Description Sam Batschelet 2021-05-26 14:52:18 UTC

Description of problem: Today backup and restore operators assume that the backup state is valid. While this assumption is oftentimes true there is a chance of on corruption on disk during backup or during storage before restore.

To mitigate any risk we should use the hash output of `etcdctl snapshot status` and persist it as part of the backup resources. Docs should reflect that this information should be stored separately away from the release (similar to encryption keys).

It should then be possible to ensure the hashes match on restore.

Version-Release number of selected component (if applicable):


How reproducible: 


Steps to Reproduce:
1. run DR backup and 
2. swap out etcd state file with one from another backup using the same name.
3. restore

Actual results: restore will happily use any backup as long as the name is as expected.


Expected results: validation of backup consistency (etcdctl snapshot status) be run against the snapshot during backup and before restore. The hash from the backup is persisted and validated during restore.


Additional info:

Comment 4 Suresh Kolichala 2021-06-11 15:40:41 UTC

For 4.8, we decided not to store the checksum during the backup. That means, there is no checksum to check against during the restore.

The current PR only makes sure that the backup database is not corrupted, by running the status check against the database.

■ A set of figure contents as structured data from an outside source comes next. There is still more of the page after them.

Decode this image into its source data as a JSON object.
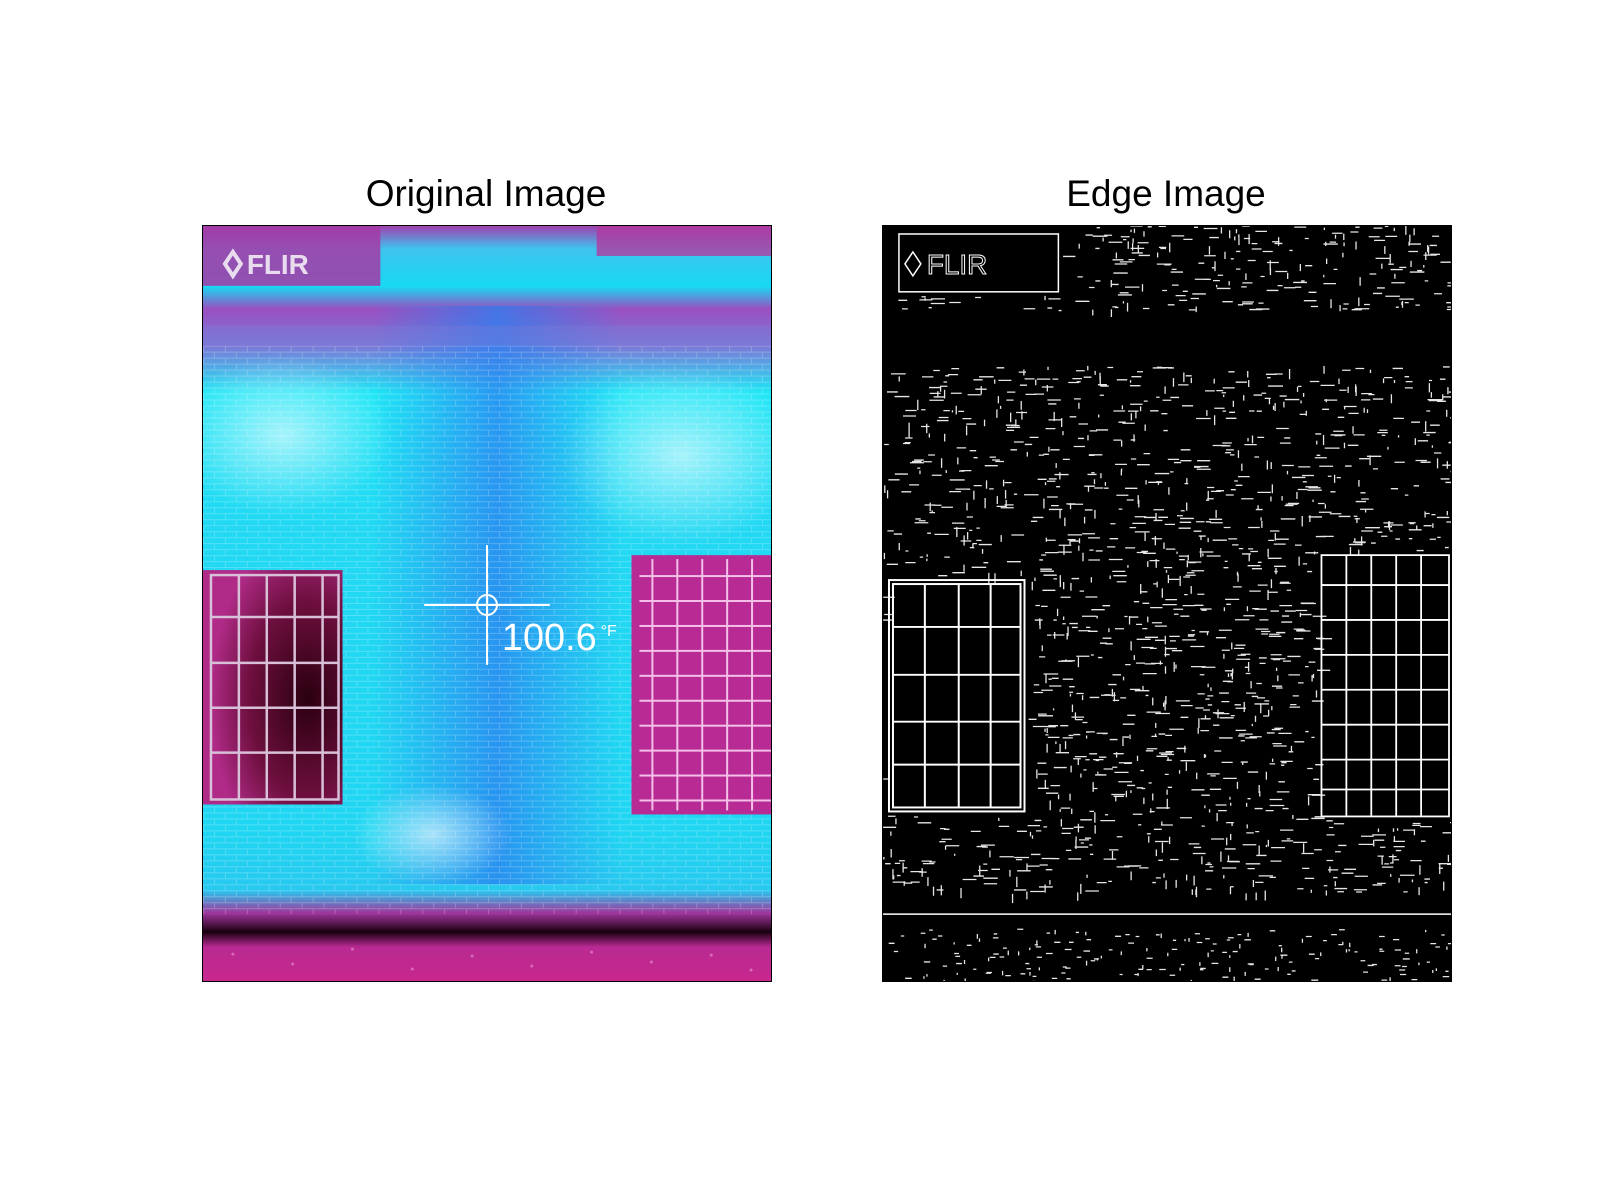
{
  "figure": {
    "panels": [
      {
        "id": "original",
        "title": "Original Image",
        "overlay": {
          "logo_text": "FLIR",
          "temperature_value": "100.6",
          "temperature_unit": "°F"
        }
      },
      {
        "id": "edge",
        "title": "Edge Image",
        "overlay": {
          "logo_text": "FLIR"
        }
      }
    ]
  },
  "colors": {
    "cold": "#1ee6f5",
    "mid": "#2a8cf0",
    "warm": "#a8359e",
    "hot": "#d4208c",
    "darkest": "#1a0010",
    "edge_line": "#ffffff",
    "edge_bg": "#000000"
  }
}
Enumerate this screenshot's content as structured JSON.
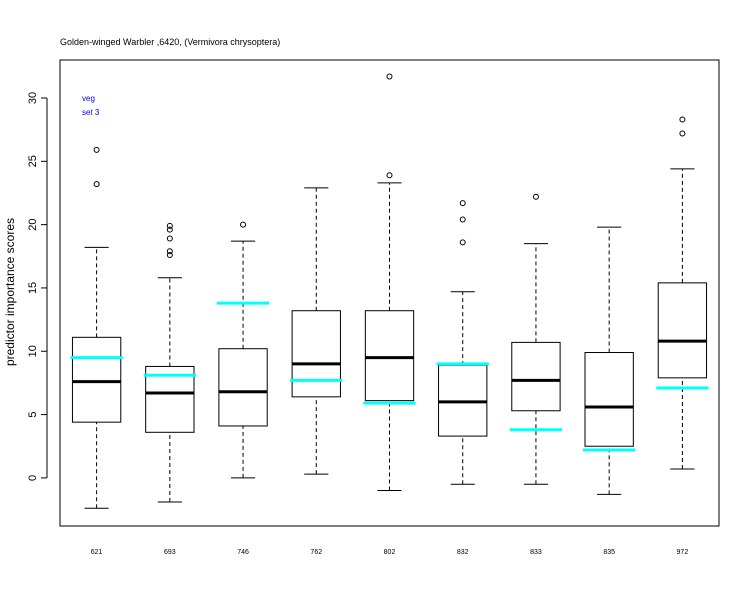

So, for testing purposes:

1. run DR backup and 
2. corrupt the etcd db file (on linux use truncate to truncate the last few blocks of the database file).
3. Attempt to restore
4. The attempt to restore should fail with validation error.

Comment 9 errata-xmlrpc 2021-07-27 23:10:12 UTC

Since the problem described in this bug report should be
resolved in a recent advisory, it has been closed with a
resolution of ERRATA.

For information on the advisory (Moderate: OpenShift Container Platform 4.8.2 bug fix and security update), and where to find the updated
files, follow the link below.

If the solution does not work for you, open a new bug report.

https://access.redhat.com/errata/RHSA-2021:2438